Let me summarize the basic idea of the Leap-frog method here. The idea is from the famous Japanese text book on Bayesian modeling, so called another "Green book".

Potential energy and Momentum energy

The potential energy $U(\tau)$ is proportional to the height $h$ (consider the height as negative log-likelihood!), and suppose $h$ can be determined by where the parameter $\theta$ is, then $U(\tau)=mgh\left(\theta(\tau)\right)$, where $m$ is mass and $g$ is gravitational acceleration.
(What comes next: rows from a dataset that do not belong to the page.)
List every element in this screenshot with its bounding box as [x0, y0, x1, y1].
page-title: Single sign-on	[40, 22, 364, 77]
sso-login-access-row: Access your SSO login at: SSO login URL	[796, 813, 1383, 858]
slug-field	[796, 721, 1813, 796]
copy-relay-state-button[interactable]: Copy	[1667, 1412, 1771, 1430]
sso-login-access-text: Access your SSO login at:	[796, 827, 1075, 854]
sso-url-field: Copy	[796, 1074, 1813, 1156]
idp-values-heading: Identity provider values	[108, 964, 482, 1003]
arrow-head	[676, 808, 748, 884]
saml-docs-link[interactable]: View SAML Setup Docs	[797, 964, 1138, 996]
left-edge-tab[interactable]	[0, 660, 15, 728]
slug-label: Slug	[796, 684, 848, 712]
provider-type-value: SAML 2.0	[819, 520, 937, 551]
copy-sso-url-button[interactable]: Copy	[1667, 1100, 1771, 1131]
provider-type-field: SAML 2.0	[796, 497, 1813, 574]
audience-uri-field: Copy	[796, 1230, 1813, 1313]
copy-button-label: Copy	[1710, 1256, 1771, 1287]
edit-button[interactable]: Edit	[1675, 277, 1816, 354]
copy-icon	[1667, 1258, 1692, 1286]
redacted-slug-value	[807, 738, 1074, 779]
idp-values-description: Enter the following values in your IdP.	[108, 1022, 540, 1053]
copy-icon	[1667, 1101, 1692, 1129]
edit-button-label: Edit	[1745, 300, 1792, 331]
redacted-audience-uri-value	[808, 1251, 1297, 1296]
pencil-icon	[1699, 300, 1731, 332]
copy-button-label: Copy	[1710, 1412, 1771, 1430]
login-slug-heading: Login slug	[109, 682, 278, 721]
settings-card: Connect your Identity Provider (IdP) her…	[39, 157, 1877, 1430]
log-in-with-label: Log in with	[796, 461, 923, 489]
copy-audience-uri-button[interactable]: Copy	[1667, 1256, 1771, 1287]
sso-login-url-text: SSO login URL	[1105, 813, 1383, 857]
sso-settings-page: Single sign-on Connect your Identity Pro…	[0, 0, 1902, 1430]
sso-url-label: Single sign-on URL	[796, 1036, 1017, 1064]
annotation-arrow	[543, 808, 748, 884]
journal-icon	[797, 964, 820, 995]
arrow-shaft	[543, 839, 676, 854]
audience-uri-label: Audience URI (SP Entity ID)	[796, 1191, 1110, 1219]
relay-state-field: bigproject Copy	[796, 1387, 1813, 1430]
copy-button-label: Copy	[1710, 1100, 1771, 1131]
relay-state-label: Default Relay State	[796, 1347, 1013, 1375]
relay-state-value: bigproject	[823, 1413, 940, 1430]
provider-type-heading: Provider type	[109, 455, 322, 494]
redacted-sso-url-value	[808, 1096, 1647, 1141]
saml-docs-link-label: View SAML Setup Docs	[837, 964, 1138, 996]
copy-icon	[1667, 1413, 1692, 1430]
The momentum energy $K(\tau)$ is a function of the momentum $p(\tau)$, i.e., $K(\tau)=\frac{1}{2m}p(\tau)^2$. Assume $m=g=1$, we have: $$\begin{align} U(\tau) & =h\left(\theta(\tau)\right) \nonumber \\ K(\tau) & = \frac{1}{2}p(\tau)^2 \nonumber \end{align}$$

Hamiltonian

Let $H(\tau)$ be the Hamiltonian at time $\tau$ which is the sum of the potential energy $U(\tau)$ and the momentum energy $K(\tau)$, i.e., $H(\tau)=U(\tau)+K(\tau)$, and $H(\tau)$ must be constant, i.e., $\displaystyle \frac{d H(\tau)}{d \tau}=0 \Longleftrightarrow \frac{d K(\tau)}{d \tau}=-\frac{d U(\tau)}{d \tau}$. Consider the product rule of derivative, we get: $$\begin{align} \frac{d K(\tau)}{d \tau} &= -\frac{d U(\tau)}{d \tau} \nonumber \\ \Leftrightarrow \frac{d K(\tau)}{d p(\tau)}\frac{d p(\tau)}{d \tau} &= -\frac{d U(\tau)}{d \theta{(\tau)}}\frac{d \theta{(\tau)}}{d \tau}. \nonumber \end{align}$$ We have the following simultaneous differential equation: $$\begin{align} \frac{d p(\tau)}{d \tau} &= -\frac{d U(\tau)}{d \theta(\tau)} = -\frac{d h(\tau)}{d \theta(\tau)}:= - h'(\theta(\tau)) \nonumber \\ \frac{d \theta(\tau)}{d \tau} &= \frac{d K(\tau)}{d p(\tau)} = p(\tau). \nonumber \end{align}$$

Euler's method

Let $\epsilon$ be a small number for numerical calculation, and consider the time $\tau + 1$, the simultaneous differential equation can be approximated as: $$\begin{align} p(\tau + 1) &= p(\tau ) - \epsilon h'(\theta(\tau)) \nonumber \\ \theta(\tau + 1) &= \theta(\tau) + \epsilon p(\tau). \nonumber \end{align}$$ However, the approximation is not efficient, there is better way to approximate.

Leap-frog method

Consider the time $\tau + 1/2$, and introduce the following approximation: $$\begin{align} p\left(\tau + \frac{1}{2}\right) &= p(\tau ) - \frac{\epsilon}{2} h'(\theta(\tau)) \nonumber \\ \theta(\tau + 1) &= \theta(\tau) + \epsilon p\left(\tau + \frac{1}{2}\right). \nonumber \\ p(\tau + 1) &= p\left(\tau + \frac{1}{2}\right) - \frac{\epsilon}{2} h'(\theta(\tau+1)). \end{align}$$